William Tucker loves being a volunteer firefighter (maybe it’s no coincidence that a pastor’s son would enjoy saving people). And after he rescues his crush, Mandy Pearman, she undergoes a profound transformation for the better. In fact, it seems like a lot of good comes from the embers of tragedy in his small Alabama town. William may not be able to meet his father’s expectations, force his mother to ditch the gin, or protect his gay brother, but for those who need a second chance at life, William isn’t afraid to light the match–and become the hero the town needs.
While perusing Netgalley for tantalizing reads my eye was immediately caught by this simple but stunning artwork. Of course I know that you should never judge a book by its’ cover. But how could you not be inspired to pick a book who’s cover hinted at an atmospheric, dark and disturbing read. The synopsis only confirmed these assumptions; a pastor’s son gripped by pyromania- well you can’t get much more disturbing than that in a YA contemporary. Unfortunately Burn didn’t quite live up to its dark promise.
William “Wee Wee” Tucker believes that the unconditional love and support of his community in the aftermath of devastation, combined with the life affirming nature of a near death experience, does nothing but improve the quality of life for a victim of fire. This leads to Wee Wee taking it upon himself to “save” the inhabitants of his small town, one act of arson at a time.
While I applaud the author for daring to write a multidimensional and flawed character, I feel that the predominant aim was to create conflict in the reader as they attempt to consolidate a likeable and kind character with someone who does unforgivably horrible things. This technique, which tied me up in knots while reading Tabitha Suzuma’s controversial romance, Forbidden (read review here), just didn’t work for me in Burn.
Despite being written in first person present tense, I found it very difficult to relate to Wee Wee as a character and to trust him as a narrator. I couldn’t decide whether Wee Wee was unhinged and couldn’t see any of the negative consequence of his actions, whether he was a dishonest narrator and chose to ignore anything that would show him in a bad light or if the author was trying too hard to make Wee Wee likeable.

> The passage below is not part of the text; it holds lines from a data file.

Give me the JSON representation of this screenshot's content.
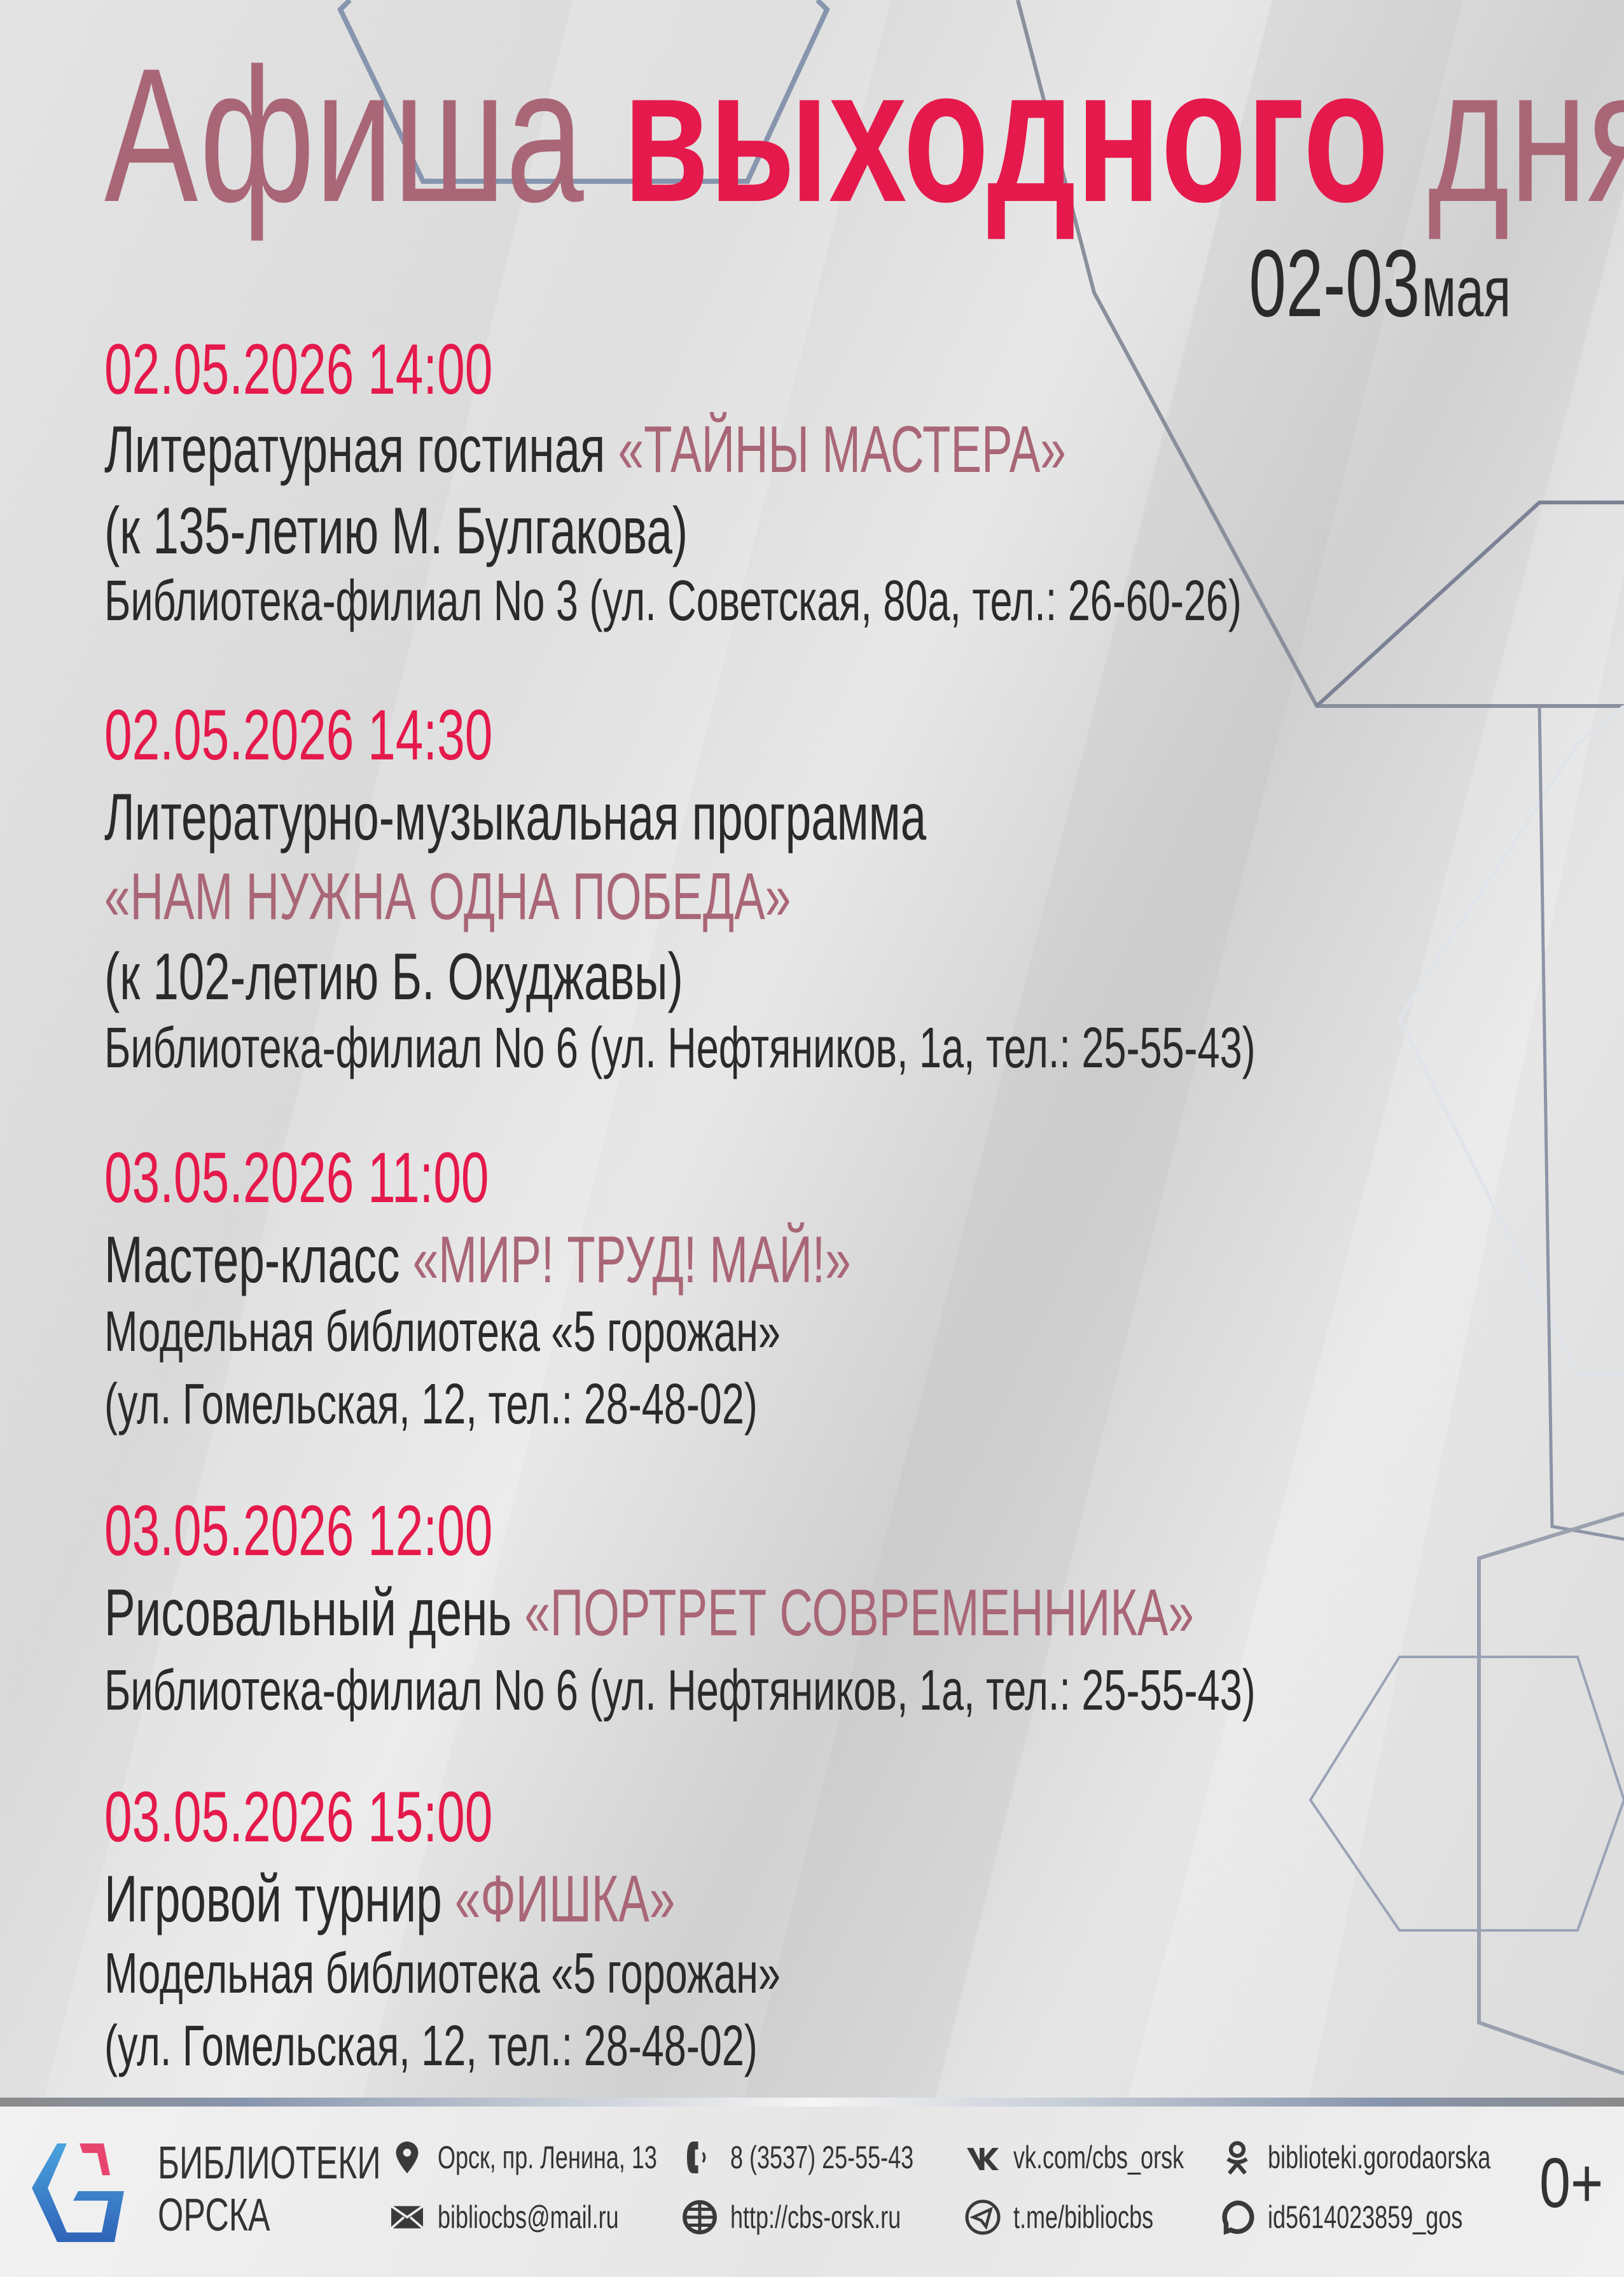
{
  "header": {
    "title_part1": "Афиша",
    "title_part2": "выходного",
    "title_part3": "дня",
    "dates_num": "02-03",
    "dates_month": "мая"
  },
  "colors": {
    "accent_red": "#e5194b",
    "accent_mauve": "#a96677",
    "text": "#2a2a2a"
  },
  "events": [
    {
      "datetime": "02.05.2026  14:00",
      "line1_text": "Литературная гостиная ",
      "line1_highlight": "«ТАЙНЫ МАСТЕРА»",
      "line2": "(к 135-летию М. Булгакова)",
      "line3": "Библиотека-филиал No 3 (ул. Советская, 80а, тел.: 26-60-26)"
    },
    {
      "datetime": "02.05.2026  14:30",
      "line1_text": "Литературно-музыкальная программа",
      "line1_highlight": "«НАМ НУЖНА ОДНА ПОБЕДА»",
      "line2": "(к 102-летию Б. Окуджавы)",
      "line3": "Библиотека-филиал No 6 (ул. Нефтяников, 1а, тел.: 25-55-43)"
    },
    {
      "datetime": "03.05.2026  11:00",
      "line1_text": "Мастер-класс ",
      "line1_highlight": "«МИР! ТРУД! МАЙ!»",
      "line2": "Модельная библиотека «5 горожан»",
      "line3": "(ул. Гомельская, 12, тел.: 28-48-02)"
    },
    {
      "datetime": "03.05.2026  12:00",
      "line1_text": "Рисовальный день ",
      "line1_highlight": "«ПОРТРЕТ СОВРЕМЕННИКА»",
      "line2": "Библиотека-филиал No 6 (ул. Нефтяников, 1а, тел.: 25-55-43)"
    },
    {
      "datetime": "03.05.2026  15:00",
      "line1_text": "Игровой турнир ",
      "line1_highlight": "«ФИШКА»",
      "line2": "Модельная библиотека «5 горожан»",
      "line3": "(ул. Гомельская, 12, тел.: 28-48-02)"
    }
  ],
  "footer": {
    "logo_line1": "БИБЛИОТЕКИ",
    "logo_line2": "ОРСКА",
    "address": "Орск, пр. Ленина, 13",
    "phone": "8 (3537) 25-55-43",
    "vk": "vk.com/cbs_orsk",
    "ok": "biblioteki.gorodaorska",
    "email": "bibliocbs@mail.ru",
    "site": "http://cbs-orsk.ru",
    "telegram": "t.me/bibliocbs",
    "max": "id5614023859_gos",
    "age_rating": "0+"
  }
}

Throughout the book, Wee Wee only allows us to witness those events and outcomes, which help to reinforce his warped worldview, leading to my distrust of him as a narrator. As a reader I feel as though I would have found the book more satisfying had I been exposed to an opposing perspective.
The only person in the story who is severely harmed by fire is DJ, the victim of a freak accident rather than by Wee Wee’s hand. Following the incident, Wee Wee visits a heavily sedated/unconscious DJ in the calming environment of the hospital with his, previously questionable, mother keeping vigil besides his bed. The next few occasions when we meet DJ he is well on his way to recovery. Wee Wee, doesn’t witness, or doesn’t allow us to experience, the hours of gruelling treatments and agonizingly painful recovery.
Later when we are exposed to the horrifying aftermath of a person’s home razed to the ground, it is the protagonist’s selfish concerns about detection that are the focus of the scene and not concern or remorse for what the victim has lost. We do not witness the heartbreak of shifting through the ashes, looking for some unscathed memento of a lifetime of memories or the hard work of rebuilding a home.
I have to admit that this is a well paced and otherwise well written book. It certainly kept me turning the pages, as it races through the events leading up to the goose bump-inducing climax. It was only after I put the book down to gather my thoughts that I realized that although I got caught up in the story it ultimately left me feeling unsatisfied and unsympathetic towards the protagonist. Even the impressive ending, which created such a clear image in my minds eye was muddied by a red herring of a prologue.
Verdict: A pacey read which ultimately left me a feeling unsympathetic, unsatisfied and a tad baffled.